«Su, forza, create gli Amici di Varese, come a Como è nata l’associazione Amici di Como». Di certo non è a conoscenza dell’antica rivalità tra le due città, benché unite anche dall’ateneo bipolare, il sommo tra gli architetti e urbanisti, Daniel Libeskind, ieri in visita a Varese. Sul lago lariano, Libeskind ha firmato The Life Electric, opera donata all’amministrazione e realizzata, appunto, dal sodalizio, ma ha partecipato attivamente anche alla riqualificazione della diga foranea. «Ecco, un esempio di partnership tra pubblico e privato che può essere uno spunto utile». Perché «il Rinascimento di Varese, città iconica ma che deve guardare avanti e per farlo deve riaffermare di avere un futuro, deve creare una logica forte e fattibile di partnership tra pubblico e privato».
L’archistar che ha costruito Ground Zero, dove c’erano le Torri gemelle a New York e che ha firmato opere in tutto il mondo, dalla London Metropolitan University al Museo Ebraico a Berlino, ha accettato l’invito di The European House – Ambrosetti e del Comune di Varese. Ha visitato la città, ieri pomeriggio, e ha tenuto un affollato incontro con professionisti e cittadinanza al teatro Santuccio.
«Varese può diventare ancora più preziosa, vi spiego come», potrebbe essere il titolo-sintesi della sua relazione, dopo aver visitato la Cripta e il Sacro Monte, l’area delle stazioni dove partirà a breve la riqualificazione e alcune zone dismesse, come quella dell’Aermacchi. Il genio dell’architettura di origine polacca ma naturalizzato statunitense ed esponente del decostruttuvisimo, ha osservato, chiesto, guardato.
I dieci consigli per migliorare la città?
«Datemi il tempo di riflettere», ha sorriso.
Quale sinfonia, lei che è musicista, affiancherebbe a Varese? La primavera di Vivaldi, direi, la musica è nel paesaggio e negli edifici».
Che cosa pensa di quanto ha visto di Varese?
«La città ha grande possibilità di crescita, può diventare protagonista del proprio cambiamento che passa da un passato e da una storia incredibili, perché il Sacro Monte di Varese è uno dei più belli al mondo, grazie alla capacità di amalgamare la creatività al passato, per progettare il futuro».
Varese è dunque «una città piccola ma piena di possibilità e non servono enormi capitali per realizzare interventi incisivi, prendendo spunto da spazi urbani e cultura come quelli presenti qui».

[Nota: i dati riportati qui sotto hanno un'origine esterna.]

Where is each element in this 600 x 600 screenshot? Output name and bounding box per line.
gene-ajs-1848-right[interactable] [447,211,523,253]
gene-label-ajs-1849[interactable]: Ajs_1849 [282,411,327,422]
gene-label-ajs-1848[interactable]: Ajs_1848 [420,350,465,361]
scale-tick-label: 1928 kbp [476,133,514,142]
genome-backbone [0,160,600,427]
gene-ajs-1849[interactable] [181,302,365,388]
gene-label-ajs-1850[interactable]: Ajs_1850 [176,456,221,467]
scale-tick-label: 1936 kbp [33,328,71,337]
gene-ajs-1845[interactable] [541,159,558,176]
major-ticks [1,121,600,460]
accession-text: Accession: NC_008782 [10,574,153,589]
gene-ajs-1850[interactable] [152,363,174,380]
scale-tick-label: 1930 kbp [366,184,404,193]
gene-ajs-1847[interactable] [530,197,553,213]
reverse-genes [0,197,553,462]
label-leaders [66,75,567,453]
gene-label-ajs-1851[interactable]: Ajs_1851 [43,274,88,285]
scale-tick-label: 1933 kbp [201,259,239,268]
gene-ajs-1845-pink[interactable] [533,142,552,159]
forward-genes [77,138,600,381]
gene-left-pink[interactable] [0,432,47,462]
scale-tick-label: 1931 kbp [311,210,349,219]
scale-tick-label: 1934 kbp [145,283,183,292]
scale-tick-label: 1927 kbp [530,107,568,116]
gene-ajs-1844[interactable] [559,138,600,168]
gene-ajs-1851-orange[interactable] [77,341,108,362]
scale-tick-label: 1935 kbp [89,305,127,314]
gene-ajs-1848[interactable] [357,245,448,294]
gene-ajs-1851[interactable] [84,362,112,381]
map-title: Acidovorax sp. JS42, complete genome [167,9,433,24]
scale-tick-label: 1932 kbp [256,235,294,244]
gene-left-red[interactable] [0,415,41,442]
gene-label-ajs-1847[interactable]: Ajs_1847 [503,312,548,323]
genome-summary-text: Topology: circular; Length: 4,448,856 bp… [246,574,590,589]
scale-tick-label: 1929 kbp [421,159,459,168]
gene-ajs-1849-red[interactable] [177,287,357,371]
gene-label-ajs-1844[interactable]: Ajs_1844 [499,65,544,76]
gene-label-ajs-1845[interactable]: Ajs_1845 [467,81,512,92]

Daniel Libeskind non ha risparmiato qualche punzecchiatura, «vi sono spazi, come piazze che non sono piazze ma sono accumuli di mediocrità, si può fare di più», ma ha anche sottolineato che non appena ha messo piede a Varese ieri («la prima volta che venni in Italia, anni fa, visitai proprio Sacro Monte» ricorda) «ha colto l’amore, la passione per il territorio di chi mi ha accolto», cioè il sindaco Galimberti, il vicesindaco Zanzi, parte della giunta con l’assessore Civati in testa e Valerio De Molli, ceo di The European House – Ambrosetti che ha dato il la all’evento.
De Molli ha fornito informazioni, numeri, proiezioni e riflessioni sul capoluogo e sul suo territorio, uno spaccato economico, demografico e sociale unico che ha dato spunti a Libeskind per le sue riflessioni, agli amministratori locali e a chi deve disegnare la città.
Il sindaco Davide Galimberti ha sottolineato «lo sforzo di trasformazione già avviato», ma ha anche detto che «occorre confrontarsi, occorrono input e spunti di intervento che possono venire da una grande personalità e da suggerimenti pratici».
Tra le zone visitate, anche l’area dismessa dell’Aermacchi in via Sanvito. Al professionista del bello e del visionario sono state anche mostrate le schede riassuntive delle zone dismesse. «Bisogna programmare la valorizzazione del territorio sapendo cercare e mettere a frutto nuove energie che possono essere trovate anche nelle zone abbandonate», ha suggerito Libeskind. Una iniezione di fiducia per la Varese del futuro.